Even less emphasis has been placed on the health benefits of tourism. Several studies have considered the underexplored tourist groups, namely those with health conditions such as dementia, depression, and intellectual disabilities.

But few have demonstrated a solid understanding of medical science. Research findings could be misleading in the absence of clear disease definitions and diagnoses, sample inclusion and exclusion criteria, and ethical considerations. High-quality research blending tourism and medical science is needed to deliver insightful results. 

Yet disciplinary obstacles persist. Firstly, health issues are often thought to fall under the purview of medical science whereas tourism belongs to the social sciences. Secondly, academic culture itself can hinder interdisciplinary work: fields feature their own theories, methodologies, concepts, and values, making collaboration complicated. 

Scholars need to reach a consensus about interdisciplinary research from several standpoints, spanning research questions, designs, instruments, sample selection, and data analysis. Additionally, medical science stresses objective clinical evidence; tourism, as a soft science, involves subjective judgment.

These differences and associated disciplinary bias can impede interdisciplinary communication. Although such bias is rarely publicly acknowledged, inequitable power relations exist between disciplines and can affect the resolution of collaboration-based disputes. 
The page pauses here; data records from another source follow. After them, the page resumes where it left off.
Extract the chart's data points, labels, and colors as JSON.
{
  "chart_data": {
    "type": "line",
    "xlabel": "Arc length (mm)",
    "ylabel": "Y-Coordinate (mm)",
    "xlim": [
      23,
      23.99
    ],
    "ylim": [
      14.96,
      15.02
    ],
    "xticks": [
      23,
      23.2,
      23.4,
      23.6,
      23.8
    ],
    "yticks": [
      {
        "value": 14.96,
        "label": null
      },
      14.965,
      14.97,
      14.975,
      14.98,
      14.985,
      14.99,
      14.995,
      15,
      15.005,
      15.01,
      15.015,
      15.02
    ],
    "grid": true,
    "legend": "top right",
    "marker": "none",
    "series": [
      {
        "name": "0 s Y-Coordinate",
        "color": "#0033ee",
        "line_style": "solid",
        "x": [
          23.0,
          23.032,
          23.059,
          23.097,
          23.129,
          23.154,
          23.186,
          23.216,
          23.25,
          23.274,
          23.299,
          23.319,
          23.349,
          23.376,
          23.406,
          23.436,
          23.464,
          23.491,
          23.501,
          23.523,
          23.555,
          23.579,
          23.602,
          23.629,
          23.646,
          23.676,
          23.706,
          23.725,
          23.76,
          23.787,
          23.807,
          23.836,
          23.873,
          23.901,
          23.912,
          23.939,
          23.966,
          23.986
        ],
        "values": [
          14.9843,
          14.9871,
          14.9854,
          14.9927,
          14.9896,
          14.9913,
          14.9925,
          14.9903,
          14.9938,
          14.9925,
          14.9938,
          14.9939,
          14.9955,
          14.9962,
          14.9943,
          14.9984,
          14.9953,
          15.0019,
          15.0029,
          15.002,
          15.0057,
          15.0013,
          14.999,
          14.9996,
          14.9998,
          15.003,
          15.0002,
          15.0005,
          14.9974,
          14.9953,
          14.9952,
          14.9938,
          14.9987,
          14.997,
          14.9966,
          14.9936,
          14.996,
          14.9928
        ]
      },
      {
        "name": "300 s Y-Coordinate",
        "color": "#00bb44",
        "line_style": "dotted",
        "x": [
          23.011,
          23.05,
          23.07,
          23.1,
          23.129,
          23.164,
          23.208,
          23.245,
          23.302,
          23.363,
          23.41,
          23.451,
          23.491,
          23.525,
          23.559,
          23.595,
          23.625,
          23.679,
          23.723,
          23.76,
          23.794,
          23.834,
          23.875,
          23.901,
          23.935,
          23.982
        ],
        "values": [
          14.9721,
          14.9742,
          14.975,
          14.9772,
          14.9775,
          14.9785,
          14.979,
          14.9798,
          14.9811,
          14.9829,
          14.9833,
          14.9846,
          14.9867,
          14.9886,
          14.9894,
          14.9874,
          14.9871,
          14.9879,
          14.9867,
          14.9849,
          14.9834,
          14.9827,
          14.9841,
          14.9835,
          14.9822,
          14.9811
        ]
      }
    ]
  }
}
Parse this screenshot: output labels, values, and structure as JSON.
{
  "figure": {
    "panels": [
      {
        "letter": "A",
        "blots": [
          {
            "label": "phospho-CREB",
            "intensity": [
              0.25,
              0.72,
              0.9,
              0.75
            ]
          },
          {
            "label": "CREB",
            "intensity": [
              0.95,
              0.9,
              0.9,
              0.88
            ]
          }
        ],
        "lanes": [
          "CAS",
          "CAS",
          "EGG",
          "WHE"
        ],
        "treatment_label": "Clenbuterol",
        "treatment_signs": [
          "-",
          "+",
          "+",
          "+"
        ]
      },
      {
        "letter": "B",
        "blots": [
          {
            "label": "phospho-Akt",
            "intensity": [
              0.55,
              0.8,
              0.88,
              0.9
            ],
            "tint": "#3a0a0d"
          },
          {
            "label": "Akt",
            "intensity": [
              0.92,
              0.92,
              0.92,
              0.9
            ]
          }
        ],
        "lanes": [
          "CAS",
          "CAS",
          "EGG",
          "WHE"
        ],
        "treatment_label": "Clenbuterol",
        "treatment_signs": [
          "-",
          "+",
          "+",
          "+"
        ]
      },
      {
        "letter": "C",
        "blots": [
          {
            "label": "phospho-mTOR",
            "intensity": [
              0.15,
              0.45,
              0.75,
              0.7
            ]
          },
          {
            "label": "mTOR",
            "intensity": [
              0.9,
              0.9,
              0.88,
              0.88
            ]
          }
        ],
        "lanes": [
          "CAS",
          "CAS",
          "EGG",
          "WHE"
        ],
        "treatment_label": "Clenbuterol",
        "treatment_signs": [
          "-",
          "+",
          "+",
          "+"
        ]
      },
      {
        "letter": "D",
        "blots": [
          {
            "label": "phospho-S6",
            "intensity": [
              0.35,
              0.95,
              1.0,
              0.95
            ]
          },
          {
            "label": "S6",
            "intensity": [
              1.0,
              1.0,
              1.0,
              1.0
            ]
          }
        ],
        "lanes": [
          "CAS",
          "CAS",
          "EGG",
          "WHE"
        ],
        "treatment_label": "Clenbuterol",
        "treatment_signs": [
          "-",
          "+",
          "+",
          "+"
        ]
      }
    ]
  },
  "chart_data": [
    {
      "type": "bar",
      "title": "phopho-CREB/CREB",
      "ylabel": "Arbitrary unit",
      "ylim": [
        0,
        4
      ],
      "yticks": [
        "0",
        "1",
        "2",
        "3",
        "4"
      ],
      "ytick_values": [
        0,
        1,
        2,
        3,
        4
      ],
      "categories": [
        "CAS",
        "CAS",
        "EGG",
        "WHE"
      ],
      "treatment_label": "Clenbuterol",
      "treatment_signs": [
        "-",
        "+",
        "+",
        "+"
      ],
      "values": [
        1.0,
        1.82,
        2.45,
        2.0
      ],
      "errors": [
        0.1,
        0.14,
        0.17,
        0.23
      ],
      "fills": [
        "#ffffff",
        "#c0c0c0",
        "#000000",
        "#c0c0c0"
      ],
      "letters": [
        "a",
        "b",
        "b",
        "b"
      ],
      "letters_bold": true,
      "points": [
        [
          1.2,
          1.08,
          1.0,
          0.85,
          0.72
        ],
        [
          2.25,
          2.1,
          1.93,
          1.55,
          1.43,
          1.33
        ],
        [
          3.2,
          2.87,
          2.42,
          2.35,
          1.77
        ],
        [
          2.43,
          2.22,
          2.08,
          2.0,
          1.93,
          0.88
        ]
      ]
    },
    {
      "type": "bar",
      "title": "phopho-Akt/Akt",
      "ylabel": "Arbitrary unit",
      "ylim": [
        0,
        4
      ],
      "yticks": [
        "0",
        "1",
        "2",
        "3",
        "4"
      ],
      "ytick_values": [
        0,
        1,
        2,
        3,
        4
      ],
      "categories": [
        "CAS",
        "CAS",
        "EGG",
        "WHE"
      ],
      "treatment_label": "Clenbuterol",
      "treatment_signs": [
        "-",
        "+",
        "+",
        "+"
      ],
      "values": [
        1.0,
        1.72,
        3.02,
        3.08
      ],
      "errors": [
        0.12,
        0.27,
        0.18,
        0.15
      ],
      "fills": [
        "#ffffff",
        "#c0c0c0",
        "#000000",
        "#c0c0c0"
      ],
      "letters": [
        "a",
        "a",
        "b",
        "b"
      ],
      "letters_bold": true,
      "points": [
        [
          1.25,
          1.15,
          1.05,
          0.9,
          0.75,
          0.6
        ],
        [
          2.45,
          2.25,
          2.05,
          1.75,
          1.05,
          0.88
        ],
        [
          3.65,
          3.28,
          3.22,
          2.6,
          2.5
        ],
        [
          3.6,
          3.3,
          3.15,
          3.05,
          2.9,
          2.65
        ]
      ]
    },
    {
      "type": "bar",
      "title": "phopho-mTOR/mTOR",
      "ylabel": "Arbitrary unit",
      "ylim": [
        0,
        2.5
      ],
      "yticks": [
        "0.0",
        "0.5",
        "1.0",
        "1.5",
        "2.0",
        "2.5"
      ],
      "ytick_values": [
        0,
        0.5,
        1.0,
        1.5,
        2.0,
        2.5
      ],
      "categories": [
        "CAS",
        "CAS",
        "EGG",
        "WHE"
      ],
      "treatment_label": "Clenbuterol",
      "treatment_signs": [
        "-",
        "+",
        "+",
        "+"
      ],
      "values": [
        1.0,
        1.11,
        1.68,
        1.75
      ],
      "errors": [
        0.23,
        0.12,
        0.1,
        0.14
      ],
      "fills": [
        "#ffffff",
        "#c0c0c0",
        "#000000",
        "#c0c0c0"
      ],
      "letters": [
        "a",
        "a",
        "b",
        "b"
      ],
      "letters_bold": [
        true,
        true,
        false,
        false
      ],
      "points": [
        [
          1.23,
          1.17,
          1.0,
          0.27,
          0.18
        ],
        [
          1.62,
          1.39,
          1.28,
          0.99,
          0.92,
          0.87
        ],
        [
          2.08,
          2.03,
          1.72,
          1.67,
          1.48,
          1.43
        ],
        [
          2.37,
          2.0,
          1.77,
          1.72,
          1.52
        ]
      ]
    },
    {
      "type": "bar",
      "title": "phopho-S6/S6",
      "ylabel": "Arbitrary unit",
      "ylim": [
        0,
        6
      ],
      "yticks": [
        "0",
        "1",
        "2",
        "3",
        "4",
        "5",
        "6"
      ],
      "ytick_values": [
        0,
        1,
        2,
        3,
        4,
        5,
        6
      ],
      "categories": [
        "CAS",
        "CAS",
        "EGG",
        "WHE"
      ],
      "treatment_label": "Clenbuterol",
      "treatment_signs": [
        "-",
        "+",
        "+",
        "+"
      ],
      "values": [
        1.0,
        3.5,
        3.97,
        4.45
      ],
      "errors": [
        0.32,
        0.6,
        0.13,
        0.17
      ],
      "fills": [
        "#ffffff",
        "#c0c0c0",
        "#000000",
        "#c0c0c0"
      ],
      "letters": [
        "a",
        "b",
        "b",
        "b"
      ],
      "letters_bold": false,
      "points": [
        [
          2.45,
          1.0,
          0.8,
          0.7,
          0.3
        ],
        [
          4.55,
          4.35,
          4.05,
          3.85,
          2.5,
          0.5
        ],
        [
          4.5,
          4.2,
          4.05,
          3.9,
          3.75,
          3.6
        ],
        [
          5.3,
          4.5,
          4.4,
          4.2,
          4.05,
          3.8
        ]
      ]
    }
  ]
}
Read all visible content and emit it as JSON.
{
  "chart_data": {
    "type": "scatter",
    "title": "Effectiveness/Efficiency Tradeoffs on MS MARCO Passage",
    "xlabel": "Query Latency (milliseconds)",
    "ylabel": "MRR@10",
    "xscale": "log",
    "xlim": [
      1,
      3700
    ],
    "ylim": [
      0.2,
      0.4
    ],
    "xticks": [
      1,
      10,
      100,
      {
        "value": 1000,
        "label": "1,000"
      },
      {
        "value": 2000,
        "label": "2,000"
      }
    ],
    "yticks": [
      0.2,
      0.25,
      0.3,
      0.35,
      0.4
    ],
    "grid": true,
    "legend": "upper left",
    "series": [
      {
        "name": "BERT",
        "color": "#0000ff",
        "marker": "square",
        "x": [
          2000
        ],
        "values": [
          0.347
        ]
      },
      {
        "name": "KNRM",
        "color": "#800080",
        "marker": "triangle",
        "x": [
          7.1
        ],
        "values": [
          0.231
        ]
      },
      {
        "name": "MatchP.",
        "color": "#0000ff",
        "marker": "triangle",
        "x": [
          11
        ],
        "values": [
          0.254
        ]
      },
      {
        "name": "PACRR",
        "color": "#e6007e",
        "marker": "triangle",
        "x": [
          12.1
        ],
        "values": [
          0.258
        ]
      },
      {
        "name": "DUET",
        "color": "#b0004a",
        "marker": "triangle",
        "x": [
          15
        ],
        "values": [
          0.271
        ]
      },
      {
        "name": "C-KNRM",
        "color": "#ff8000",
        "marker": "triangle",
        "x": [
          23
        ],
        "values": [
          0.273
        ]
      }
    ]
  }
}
Thirdly, due to the range of involved research areas, interdisciplinary projects face difficulties in peer review and publication. Traditional single-disciplinary review criteria make it hard to fairly assess these projects’ methods, data, and results. 

All that said, the benefits of quality interdisciplinary studies blending tourism and medical science outweigh the challenges. High-impact discoveries, such as the potential clinical efficacy of tourism in treating disease, often occur at the intersection of fields. Experts from these two seemingly unrelated disciplines should be called upon to jointly explore solutions to public health problems and promote sustainable societal development. 

ED: Fangli Hu is a PhD candidate in the School of Medical and Health Sciences at ECU. Dr Jun Wen (School of Business and Law) and Professor Wei Wang (Centre for Precision Health) at ECU contributed to this article.